Someone posted in a Facebook butterfly group this morning that the second-brood Adonis Blues have emerged at Rodborough Common, so this afternoon I zoomed over there to see if I could find some. This is a butterfly of chalk downland, and is relatively common in the southern counties of England, but this site close to Stroud is about as far north as it’s currently found, and I had never seen one before today.
I was aware from researching the species that this is a butterfly that lives in concentrated colonies, but when I found the right place I was still surprised by how many I saw on quite a small slope. The males are very obvious, because they seem to like to bask with their wings spread – though when one senses your approach the first thing he does is to snap his wings closed, rendering him almost invisible against the background, and quite often the first you see of him is when you walk a little too close, and he suddenly lifts off near your feet in a flash of electric blue. Living in close proximity to each other, the males are relatively peaceable, and two or three will even nectar together on one flower. Females are much harder to find – I only spotted two, versus maybe thirty males; they’re largely brown, and they seem to prefer to sit quietly with their wings folded among the grass stalks at ground level, rather than basking as the males do.

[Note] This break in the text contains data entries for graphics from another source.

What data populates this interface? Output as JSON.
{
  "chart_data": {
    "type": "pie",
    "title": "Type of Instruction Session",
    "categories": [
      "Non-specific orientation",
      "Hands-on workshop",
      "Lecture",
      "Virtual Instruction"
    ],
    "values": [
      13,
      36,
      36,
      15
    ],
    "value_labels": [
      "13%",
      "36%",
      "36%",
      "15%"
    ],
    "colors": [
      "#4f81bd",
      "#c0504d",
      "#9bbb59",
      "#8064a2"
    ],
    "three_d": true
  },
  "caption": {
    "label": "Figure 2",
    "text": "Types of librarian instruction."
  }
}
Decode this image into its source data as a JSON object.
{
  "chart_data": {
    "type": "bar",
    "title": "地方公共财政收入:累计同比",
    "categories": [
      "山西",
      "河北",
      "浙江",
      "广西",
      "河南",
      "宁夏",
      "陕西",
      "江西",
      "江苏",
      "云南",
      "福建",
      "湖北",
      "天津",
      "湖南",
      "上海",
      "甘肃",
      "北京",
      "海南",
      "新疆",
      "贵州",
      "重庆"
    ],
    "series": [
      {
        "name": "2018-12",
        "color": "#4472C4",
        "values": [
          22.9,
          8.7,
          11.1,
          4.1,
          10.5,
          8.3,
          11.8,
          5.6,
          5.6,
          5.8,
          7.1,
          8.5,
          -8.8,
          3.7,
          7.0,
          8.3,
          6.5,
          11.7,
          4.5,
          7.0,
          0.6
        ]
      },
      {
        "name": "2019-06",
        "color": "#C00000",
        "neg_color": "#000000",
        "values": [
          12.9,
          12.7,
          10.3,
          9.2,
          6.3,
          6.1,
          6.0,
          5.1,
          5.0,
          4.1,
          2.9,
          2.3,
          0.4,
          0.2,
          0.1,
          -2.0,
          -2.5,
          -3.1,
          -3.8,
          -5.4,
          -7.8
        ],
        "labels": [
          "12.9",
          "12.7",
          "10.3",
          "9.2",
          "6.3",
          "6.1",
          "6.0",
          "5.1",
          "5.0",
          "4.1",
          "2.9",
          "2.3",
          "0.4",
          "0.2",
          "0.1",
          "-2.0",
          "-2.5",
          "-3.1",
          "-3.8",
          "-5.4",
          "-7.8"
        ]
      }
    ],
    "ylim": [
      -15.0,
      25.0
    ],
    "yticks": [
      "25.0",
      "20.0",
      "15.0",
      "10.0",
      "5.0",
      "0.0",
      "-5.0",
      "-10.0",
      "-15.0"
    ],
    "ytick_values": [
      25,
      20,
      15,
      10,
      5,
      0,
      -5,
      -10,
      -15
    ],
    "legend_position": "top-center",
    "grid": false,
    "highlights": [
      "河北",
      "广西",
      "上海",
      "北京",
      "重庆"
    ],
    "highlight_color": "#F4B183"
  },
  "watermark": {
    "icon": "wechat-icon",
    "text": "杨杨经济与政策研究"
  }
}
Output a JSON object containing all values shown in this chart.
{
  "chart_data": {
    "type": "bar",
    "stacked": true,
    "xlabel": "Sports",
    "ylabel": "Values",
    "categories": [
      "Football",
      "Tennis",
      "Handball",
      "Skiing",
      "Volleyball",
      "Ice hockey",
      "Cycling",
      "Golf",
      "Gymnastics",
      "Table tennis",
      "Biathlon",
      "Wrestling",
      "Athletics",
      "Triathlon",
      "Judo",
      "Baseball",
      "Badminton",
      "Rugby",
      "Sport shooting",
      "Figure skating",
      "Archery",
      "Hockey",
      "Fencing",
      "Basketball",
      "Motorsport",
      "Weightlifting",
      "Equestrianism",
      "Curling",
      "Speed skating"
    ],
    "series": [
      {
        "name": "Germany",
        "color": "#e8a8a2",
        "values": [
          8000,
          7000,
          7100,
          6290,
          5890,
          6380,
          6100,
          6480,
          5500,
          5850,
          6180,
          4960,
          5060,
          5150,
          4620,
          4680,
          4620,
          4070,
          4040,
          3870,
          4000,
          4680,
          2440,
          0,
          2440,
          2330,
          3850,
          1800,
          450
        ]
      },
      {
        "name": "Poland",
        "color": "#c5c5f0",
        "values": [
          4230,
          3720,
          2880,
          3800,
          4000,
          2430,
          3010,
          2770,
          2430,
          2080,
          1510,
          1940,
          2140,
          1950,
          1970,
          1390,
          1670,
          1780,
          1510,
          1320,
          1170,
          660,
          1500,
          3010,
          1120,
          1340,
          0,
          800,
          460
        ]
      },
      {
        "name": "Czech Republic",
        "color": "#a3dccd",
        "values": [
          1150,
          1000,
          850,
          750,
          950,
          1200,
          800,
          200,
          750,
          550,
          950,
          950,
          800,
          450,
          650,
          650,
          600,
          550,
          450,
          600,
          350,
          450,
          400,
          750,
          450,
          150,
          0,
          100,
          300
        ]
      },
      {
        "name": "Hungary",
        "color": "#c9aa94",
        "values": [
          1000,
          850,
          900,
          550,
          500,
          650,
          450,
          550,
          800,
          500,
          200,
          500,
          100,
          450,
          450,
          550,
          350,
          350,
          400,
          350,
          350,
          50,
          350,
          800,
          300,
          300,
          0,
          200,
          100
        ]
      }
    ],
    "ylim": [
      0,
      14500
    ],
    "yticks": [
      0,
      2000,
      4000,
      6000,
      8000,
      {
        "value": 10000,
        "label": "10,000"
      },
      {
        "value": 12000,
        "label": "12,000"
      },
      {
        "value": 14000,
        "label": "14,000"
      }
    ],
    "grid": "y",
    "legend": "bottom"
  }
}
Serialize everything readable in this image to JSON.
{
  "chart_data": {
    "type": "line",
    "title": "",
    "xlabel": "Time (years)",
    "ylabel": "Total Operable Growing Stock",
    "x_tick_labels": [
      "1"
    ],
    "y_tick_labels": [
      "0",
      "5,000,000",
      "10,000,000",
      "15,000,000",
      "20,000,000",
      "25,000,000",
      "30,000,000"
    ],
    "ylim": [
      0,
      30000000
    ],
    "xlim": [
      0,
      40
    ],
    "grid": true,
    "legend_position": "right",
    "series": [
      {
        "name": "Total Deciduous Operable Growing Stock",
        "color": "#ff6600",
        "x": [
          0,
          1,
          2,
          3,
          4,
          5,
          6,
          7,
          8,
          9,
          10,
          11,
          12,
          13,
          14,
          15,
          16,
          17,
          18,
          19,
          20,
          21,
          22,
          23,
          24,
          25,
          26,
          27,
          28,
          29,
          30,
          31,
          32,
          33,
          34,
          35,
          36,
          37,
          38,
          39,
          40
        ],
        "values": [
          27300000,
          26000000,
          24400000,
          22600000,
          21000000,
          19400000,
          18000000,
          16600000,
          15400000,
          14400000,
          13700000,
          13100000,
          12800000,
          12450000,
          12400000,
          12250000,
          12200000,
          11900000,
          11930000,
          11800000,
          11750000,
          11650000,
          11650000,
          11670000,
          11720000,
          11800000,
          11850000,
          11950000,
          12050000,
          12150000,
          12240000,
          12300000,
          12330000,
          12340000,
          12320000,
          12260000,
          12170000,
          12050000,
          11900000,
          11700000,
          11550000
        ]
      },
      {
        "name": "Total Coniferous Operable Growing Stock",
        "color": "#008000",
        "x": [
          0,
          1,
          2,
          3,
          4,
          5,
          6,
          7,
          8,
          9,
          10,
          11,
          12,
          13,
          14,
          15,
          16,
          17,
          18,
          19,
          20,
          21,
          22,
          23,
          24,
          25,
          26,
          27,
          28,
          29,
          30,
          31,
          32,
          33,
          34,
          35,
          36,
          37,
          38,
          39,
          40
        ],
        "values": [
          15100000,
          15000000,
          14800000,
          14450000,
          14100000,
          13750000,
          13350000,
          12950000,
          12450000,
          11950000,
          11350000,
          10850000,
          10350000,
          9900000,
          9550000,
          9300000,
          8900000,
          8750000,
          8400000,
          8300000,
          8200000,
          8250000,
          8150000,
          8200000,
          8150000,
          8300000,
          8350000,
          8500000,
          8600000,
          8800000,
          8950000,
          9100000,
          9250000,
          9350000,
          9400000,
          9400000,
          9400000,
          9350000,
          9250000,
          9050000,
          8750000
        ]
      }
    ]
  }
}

I’d wondered before seeing the Adonis Blue if it would be difficult to distinguish from the Common and Chalkhill Blues which are its quite close cousins, but I needn’t have been concerned: the fringe around the wings of a male Common Blue is white, whereas the Adonis Blue fringe is banded with black, as you can see here; and the Chalkhill Blue (which does have a faintly banded fringe) is a fairly pale aqua blue, with a kind of scalloped pattern of blue and black on the hindwing. The underwing of the Adonis Blue is also quite distinctive, partly because of the banded fringe, partly because the spots are different to either a Common or a Chalkhill Blue, and partly because the two wings are different colours – if you look at the extra photo I’ve posted, you’ll see that the forewing is a fairly dull buff colour, while the hindwing is a brighter tan.
As to the upper surface of the wings, I can assert with hand on heart that they really are this startling shade of blue. Back in the 1980s this was a very fashionable colour; my flatmate and I (keen watchers of American soaps) used to refer to it as “Dysentery blue”, because it was frequently worn by the women in Dynasty. In the early days of my relationship with R I had an evening dress in just this shade, in a heavy iridescent satin fabric that caught the light in a very similar way to these wings. Sadly, a waiter at a formal dinner managed to drip sauce onto the skirt, and it shrank at the dry cleaners (at a time when my own dimensions were heading in the opposite direction), so I had to give it away. I’m not sure I’ve seen anything quite as vivid a blue from that day to this.
I was a little anxious during my walk, because I knew from my research that the Adonis Blue likes closely-cropped turf, and the grass at Rodborough is long and tangled at the moment; also, there are very few plants in flower to provide nectar, and hardly any horseshoe vetch, which is its main larval foodplant. All of this seems to bode rather badly for the success of this brood, and I can only hope that this beautiful but quite fussy butterfly doesn’t disappear from Rodborough Common altogether.